Вообще складывалось впечатление, что все эти здоровенные дяди, у которых нет ничего, кроме бицепсов, замерли в умственном развитии где-то на уровне подростков в период полового созревания, да так там и остались, нарастив мускулы и не затруднив себя выведением в мозгах хоть одной лишней извилины. Похоже, что в их черепных коробках кости было куда больше, чем серого и белого вещества., что вполне подтверждалось тем, что от наносимых им в промежутках между любовью и стрельбой ударов по головам никакого видимого вреда для их здоровья не наблюдалось. Они совершенно не ощущали каких-либо неудобств и последствий, тогда как любой нормальный индивидуум — носитель разума в такой ситуации получил бы как минимум сотрясение мозга.
Впрочем, это была просто «специфика жанра».

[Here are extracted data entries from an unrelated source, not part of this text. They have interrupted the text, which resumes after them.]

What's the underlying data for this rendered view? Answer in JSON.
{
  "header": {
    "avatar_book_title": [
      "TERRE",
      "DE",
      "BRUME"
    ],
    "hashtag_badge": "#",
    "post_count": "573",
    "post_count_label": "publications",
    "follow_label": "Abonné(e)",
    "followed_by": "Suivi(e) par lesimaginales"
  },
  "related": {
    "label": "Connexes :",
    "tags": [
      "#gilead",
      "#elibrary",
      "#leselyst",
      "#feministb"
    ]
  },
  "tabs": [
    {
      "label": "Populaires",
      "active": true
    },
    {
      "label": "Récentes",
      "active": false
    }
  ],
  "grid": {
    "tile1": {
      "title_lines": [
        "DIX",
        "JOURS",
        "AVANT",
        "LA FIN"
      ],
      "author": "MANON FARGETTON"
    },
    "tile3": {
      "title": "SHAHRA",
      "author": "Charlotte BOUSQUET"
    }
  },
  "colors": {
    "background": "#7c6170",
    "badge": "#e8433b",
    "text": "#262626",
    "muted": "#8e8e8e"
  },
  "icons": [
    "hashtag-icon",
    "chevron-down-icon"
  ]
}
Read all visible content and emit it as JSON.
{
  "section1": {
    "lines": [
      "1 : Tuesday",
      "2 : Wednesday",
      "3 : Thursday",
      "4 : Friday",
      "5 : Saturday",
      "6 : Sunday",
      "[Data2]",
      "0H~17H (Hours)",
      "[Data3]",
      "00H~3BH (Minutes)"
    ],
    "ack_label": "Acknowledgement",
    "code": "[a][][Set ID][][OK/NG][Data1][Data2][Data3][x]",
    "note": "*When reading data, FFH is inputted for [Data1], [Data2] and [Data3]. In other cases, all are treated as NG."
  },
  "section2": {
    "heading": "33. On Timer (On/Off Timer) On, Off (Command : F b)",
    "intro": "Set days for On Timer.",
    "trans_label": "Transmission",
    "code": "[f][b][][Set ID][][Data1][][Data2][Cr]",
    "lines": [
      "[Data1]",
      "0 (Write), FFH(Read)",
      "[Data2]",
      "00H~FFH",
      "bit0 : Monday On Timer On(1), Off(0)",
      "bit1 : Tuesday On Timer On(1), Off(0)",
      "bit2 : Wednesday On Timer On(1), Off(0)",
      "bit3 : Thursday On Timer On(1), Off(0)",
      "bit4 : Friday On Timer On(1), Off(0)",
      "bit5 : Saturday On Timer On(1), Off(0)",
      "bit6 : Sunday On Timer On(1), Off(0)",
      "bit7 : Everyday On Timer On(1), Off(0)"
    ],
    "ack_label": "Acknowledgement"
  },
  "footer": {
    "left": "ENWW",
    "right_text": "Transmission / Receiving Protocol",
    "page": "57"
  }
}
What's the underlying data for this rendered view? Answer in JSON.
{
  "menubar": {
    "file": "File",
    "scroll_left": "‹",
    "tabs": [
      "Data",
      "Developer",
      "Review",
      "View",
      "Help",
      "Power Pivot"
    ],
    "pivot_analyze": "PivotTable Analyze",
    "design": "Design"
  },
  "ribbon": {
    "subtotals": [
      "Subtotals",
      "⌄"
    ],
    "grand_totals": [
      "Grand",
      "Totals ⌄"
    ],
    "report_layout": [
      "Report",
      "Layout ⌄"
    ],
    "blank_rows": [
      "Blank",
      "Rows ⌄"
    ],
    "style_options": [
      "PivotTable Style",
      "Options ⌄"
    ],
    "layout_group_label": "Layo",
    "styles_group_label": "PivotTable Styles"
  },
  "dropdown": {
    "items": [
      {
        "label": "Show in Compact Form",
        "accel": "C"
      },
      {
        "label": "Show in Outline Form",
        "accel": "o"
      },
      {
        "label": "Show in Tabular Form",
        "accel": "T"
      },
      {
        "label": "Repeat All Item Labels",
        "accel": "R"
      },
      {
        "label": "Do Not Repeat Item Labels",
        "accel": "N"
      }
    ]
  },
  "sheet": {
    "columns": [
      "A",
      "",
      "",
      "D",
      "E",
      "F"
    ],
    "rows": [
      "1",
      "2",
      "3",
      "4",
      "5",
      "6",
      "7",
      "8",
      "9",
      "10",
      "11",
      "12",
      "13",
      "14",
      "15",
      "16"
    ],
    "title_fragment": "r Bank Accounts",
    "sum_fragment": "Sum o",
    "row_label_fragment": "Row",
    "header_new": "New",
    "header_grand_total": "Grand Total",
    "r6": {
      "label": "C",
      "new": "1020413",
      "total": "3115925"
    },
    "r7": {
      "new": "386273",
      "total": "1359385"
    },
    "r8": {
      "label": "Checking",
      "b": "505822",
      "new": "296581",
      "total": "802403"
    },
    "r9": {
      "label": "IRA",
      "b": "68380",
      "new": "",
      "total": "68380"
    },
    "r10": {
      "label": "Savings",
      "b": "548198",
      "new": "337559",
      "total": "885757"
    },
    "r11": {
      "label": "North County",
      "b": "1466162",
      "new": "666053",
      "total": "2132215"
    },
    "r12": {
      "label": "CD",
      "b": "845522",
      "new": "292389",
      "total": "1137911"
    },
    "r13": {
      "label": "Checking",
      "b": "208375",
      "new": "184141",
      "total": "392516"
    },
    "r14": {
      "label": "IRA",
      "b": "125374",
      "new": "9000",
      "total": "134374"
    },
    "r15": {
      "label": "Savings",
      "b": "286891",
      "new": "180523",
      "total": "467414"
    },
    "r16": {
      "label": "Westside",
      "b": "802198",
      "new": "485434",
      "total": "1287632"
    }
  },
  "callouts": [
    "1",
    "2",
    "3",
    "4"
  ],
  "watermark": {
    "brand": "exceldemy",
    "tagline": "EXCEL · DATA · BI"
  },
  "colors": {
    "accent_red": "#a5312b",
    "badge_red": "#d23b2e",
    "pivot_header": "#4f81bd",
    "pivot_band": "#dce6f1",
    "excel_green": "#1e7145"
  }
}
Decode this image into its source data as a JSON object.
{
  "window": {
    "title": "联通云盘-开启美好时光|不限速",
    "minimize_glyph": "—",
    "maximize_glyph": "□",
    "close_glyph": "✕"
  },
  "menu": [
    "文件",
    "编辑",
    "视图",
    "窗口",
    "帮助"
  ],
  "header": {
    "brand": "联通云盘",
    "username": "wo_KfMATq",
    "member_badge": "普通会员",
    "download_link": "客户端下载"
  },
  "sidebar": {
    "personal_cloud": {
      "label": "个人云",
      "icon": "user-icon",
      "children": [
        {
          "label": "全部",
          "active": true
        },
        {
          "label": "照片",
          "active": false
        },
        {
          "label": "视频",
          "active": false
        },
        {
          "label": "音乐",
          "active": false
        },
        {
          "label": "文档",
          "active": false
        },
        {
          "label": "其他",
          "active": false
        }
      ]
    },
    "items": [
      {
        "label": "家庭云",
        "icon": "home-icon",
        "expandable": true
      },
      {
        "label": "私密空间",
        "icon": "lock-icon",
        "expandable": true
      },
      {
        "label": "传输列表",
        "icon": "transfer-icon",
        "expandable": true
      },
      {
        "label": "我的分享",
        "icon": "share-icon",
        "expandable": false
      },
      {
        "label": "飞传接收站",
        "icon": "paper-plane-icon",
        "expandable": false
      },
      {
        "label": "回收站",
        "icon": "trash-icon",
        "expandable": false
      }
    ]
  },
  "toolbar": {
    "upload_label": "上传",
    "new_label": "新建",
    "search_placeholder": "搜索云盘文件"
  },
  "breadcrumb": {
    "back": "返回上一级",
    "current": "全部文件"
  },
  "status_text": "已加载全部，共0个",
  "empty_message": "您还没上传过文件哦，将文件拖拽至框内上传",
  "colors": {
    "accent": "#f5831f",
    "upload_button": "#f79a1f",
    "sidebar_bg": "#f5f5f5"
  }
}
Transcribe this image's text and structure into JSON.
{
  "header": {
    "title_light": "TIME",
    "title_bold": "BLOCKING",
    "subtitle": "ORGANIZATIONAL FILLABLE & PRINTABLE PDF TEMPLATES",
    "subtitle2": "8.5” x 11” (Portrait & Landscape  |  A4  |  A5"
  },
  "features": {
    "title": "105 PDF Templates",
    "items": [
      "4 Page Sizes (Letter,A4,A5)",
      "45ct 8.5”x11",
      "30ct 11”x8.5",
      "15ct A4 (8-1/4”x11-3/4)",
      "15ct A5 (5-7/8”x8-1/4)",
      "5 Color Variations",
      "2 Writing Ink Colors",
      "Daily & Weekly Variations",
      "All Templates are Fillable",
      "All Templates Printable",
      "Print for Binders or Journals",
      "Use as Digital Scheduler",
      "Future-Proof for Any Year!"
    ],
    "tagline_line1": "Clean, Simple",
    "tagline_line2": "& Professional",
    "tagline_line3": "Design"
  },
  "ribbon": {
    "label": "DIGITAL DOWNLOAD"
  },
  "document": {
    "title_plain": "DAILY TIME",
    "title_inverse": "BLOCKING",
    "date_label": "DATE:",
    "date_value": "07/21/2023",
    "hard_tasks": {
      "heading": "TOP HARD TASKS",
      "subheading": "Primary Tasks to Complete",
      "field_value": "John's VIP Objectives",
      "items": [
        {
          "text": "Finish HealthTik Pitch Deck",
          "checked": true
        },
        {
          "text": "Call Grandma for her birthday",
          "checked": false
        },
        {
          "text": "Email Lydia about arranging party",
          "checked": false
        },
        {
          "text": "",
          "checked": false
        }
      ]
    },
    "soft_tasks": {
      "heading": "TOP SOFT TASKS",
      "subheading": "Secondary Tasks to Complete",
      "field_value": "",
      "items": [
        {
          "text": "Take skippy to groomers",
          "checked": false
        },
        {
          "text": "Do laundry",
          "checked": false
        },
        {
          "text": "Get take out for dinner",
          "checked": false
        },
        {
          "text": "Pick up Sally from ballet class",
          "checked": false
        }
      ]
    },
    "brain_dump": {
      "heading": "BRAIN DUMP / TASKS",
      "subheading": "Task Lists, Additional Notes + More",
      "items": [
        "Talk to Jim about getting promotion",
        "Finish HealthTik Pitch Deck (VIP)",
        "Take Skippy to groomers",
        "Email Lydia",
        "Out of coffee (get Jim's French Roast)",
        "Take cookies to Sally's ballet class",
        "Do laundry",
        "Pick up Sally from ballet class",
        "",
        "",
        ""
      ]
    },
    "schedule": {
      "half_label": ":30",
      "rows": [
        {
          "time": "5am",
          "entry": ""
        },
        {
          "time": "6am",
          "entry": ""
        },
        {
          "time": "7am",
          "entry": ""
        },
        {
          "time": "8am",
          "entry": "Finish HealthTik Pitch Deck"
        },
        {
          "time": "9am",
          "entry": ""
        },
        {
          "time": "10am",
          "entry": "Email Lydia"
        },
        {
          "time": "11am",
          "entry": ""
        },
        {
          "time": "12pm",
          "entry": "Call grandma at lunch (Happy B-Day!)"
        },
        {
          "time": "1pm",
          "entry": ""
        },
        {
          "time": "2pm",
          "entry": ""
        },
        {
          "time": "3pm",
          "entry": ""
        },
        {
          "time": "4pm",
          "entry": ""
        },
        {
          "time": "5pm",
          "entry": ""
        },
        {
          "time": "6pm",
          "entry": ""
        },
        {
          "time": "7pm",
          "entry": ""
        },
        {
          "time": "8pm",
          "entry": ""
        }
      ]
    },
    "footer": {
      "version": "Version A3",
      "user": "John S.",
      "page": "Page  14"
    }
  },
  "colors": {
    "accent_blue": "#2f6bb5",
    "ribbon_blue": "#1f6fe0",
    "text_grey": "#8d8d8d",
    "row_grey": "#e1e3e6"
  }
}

Так объяснили мне двое ― метеляший и метелемый, ― когда я, не выдержав, попробовал вмешаться, чтобы урезонить особо рьяно дерущихся. «Иди, мужик, не мешай работать, ― отмахнулся от увещеваний метелемый, весь в кровавых соплях и ошметках, пуская красные пузыри. ― Чего ты в чужой сюжет лезешь?» А метелящий поддакнул с гнусной ухмылкой: «Может, ему со своим не повезло» ― и, с криком «ки-я» взмыл в воздух, возобновляя труды свои праведные. Прежде чем пятка его уперлась в лоб жертвы, та успела произнести сочувственно: «Значит, автор ему попался нераскрученный», и его голова с сухим бильярдным треском врезалась в стену. Я отвернулся и пошел дальше, оставив собеседников продолжать свой предметно-сюжетные разговоры ногами.